Mandatory Appearance of Applicants in Hearings of LTFRB Franchises (Part 3)

The two (2) other issues in my first article on the subject in which I said I will subsequently discuss, are the following:

1) Whether or not the Hearing Officer Designate [Mr. Gregorio Retuta] should rely and allow the practicing lawyers in the LTFRB-CAR to dictate the procedures they want to be followed in the hearings [of CPC applications or cases]; and

2) Whether or not the Regional Director may validly issue the Certificate of Public Convenience or franchises based on the non-observance by the Hearing Officer of the rules and procedures prescribed by the Board en banc.

On these two issues, just like in the first I took the negative position for the reasons that:

Firstly, not being the Board who is the only entity authorized to exempt itself from the rules (Sec. 2, Rule 1 of the 2011 Revised Rules of Practice and Procedures Before the LTFRB), Mr. Retuta who obviously is not the Board referred to in the Rules and not even a member of the Bar but designated to hear uncontested and intra-regional cases in the absence of available lawyer Hearing Officer in the DOTC-CAR, is without authority and is not privileged to exercise discretion to deviate and exempt himself from any provisions of these Rules. His duty and function in the hearings of CPC cases is confined to the so-called “reception of evidence” which need to be validated by a lawyer duly appointed or designated as Hearing Officer (like Atty. Nullar who was previously borrowed from LTFRB Region 1).

Secondly, though not a lawyer but designated as Hearing Officer he has nevertheless the duty and function to control the proceedings and observing in the process the rules or procedures mandated under the Rules of the Board. In so performing that rule he should not rely or apply other procedures dictated to him by counsels in deviation from the clear language of the provisions of the Rules. In the event he has doubt in the application of any provisions of the Rules, Mr. Retuta is obliged to consult or secure clarification from the Board or the Regional Director, not from the counsels who are espousing different procedures for their own or their clients interest and convenience.

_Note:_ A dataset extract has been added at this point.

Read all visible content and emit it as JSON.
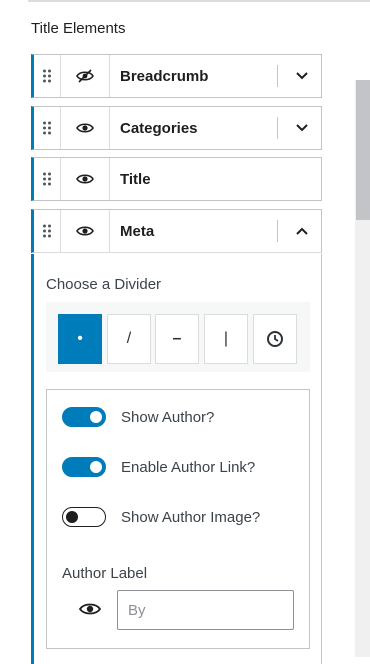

Thirdly, it is my view that the Regional Director of DOTC-CAR may not validly issue or grants Certificates of Public Convenience or franchises if the proceedings under which they are issued are in blatant violation of the rules. For, similarly as the Rules of Court, the Rules of Practice and Procedures Before the LTFRB was promulgated by the Board en banc to “govern pleadings, practice and procedures Before the Board in all matters of hearing, investigation and proceeding” as a quasi-judicial agency. These Rules, like the Rules of Court, has the weight of law and is necessary and indispensable in the effective operation of the Board. Thus, just like Judges of the Court whose decisions may be invalidated for grave abuse of discretion or authority in the application of the provisions of the Rules of Court, the Decision or Certificate of Public Convenience issued by Regional Directors (or even the Board en banc itself) may also be invalidated for non-observance or grave abuse of discretion in the application of the Rules of Practice and Procedures Before the LTFRB.

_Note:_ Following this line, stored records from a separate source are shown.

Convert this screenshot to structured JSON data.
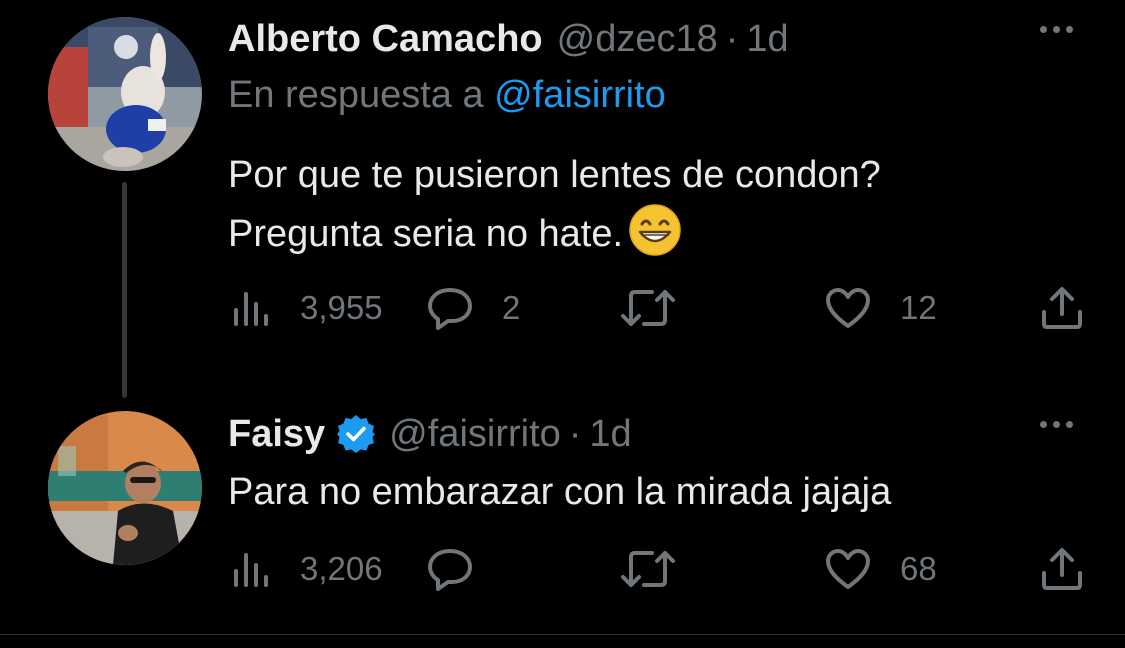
{
  "tweets": [
    {
      "display_name": "Alberto Camacho",
      "handle": "@dzec18",
      "separator": "·",
      "time": "1d",
      "reply_prefix": "En respuesta a",
      "reply_mention": "@faisirrito",
      "text_line_1": "Por que te pusieron lentes de condon?",
      "text_line_2": "Pregunta seria no hate.",
      "emoji": "grinning-face-with-smiling-eyes",
      "views": "3,955",
      "replies": "2",
      "retweets": "",
      "likes": "12",
      "verified": false
    },
    {
      "display_name": "Faisy",
      "handle": "@faisirrito",
      "separator": "·",
      "time": "1d",
      "text_line_1": "Para no embarazar con la mirada jajaja",
      "views": "3,206",
      "replies": "",
      "retweets": "",
      "likes": "68",
      "verified": true
    }
  ],
  "colors": {
    "background": "#000000",
    "primary_text": "#e7e9ea",
    "secondary_text": "#71767b",
    "mention": "#1d9bf0",
    "verified_badge": "#1d9bf0",
    "thread_line": "#333639"
  },
  "icons": [
    "views-icon",
    "reply-icon",
    "retweet-icon",
    "like-icon",
    "share-icon",
    "more-icon",
    "verified-badge-icon"
  ]
}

Lastly, there is no reason or basis, why in the first place the practicing lawyers should be advising or dictating procedures to the Hearing Officer based on their interpretation of the Rules since as lawyers they know the principle in statutory construction (while the non-lawyer Hearing Officer does not) that the duty of the Board (not the Hearing Officers) or the Court is to apply the rules or the law and interpret only when the meaning of the rules or the law may not be understood without interpreting it. Otherwise put, “construction and interpretation come only after it has been demonstrated that application is impossible or inadequate without them” (Lizarraga Hermanos vs. Yap Tico, 24 Phils. 513.). Unfortunately, the Hearing Officer is deprived of that privilege to interpret.

In the case of the rules under Rule 8 being debated upon by and among counsels and Hearing Officer, which read:

“Section 6- Hearing; Appearance of Applicant and Counsel- During the hearing, whenever applicable, the applicant shall personally appear and be assisted by counsel of choice.

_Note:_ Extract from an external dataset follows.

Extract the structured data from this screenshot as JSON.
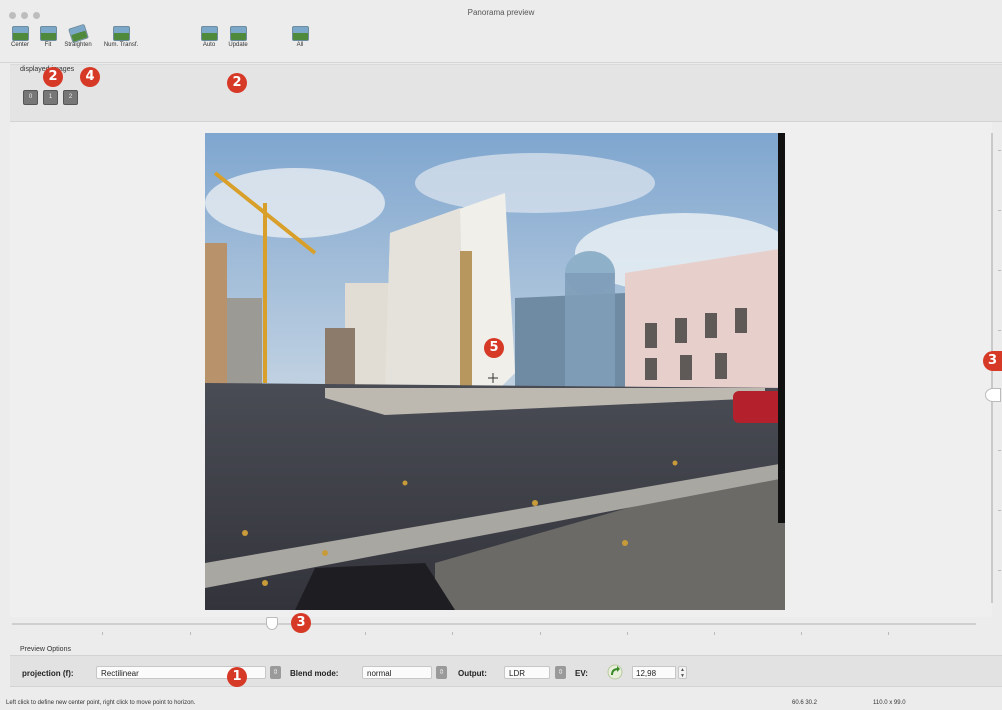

In case of individual applications, only members of the applicant’s immediate members of the family shall be allowed as representatives upon presentation of the necessary Special Power of Attorney and representative’s identification documents. Immediate family member shall mean the applicant’s spouse, children, father or mother.”

“Section 7. Failure to Appear – If the applicant or the duly authorized representative and counsel fail to appear on the initial scheduled hearing, the case shall be reset to another date…”

The language of the Rules above cited are clear and adequate, hence, there is no need for construction and interpretation. Therefore, in adopting different procedures thereby supplanting the procedures mandated under the foregoing rules, as what is now happening in the Regional Franchising Board, the Hearing Officer Designate, Mr. Gregorio Retuta is committing grave abuse of duty and function.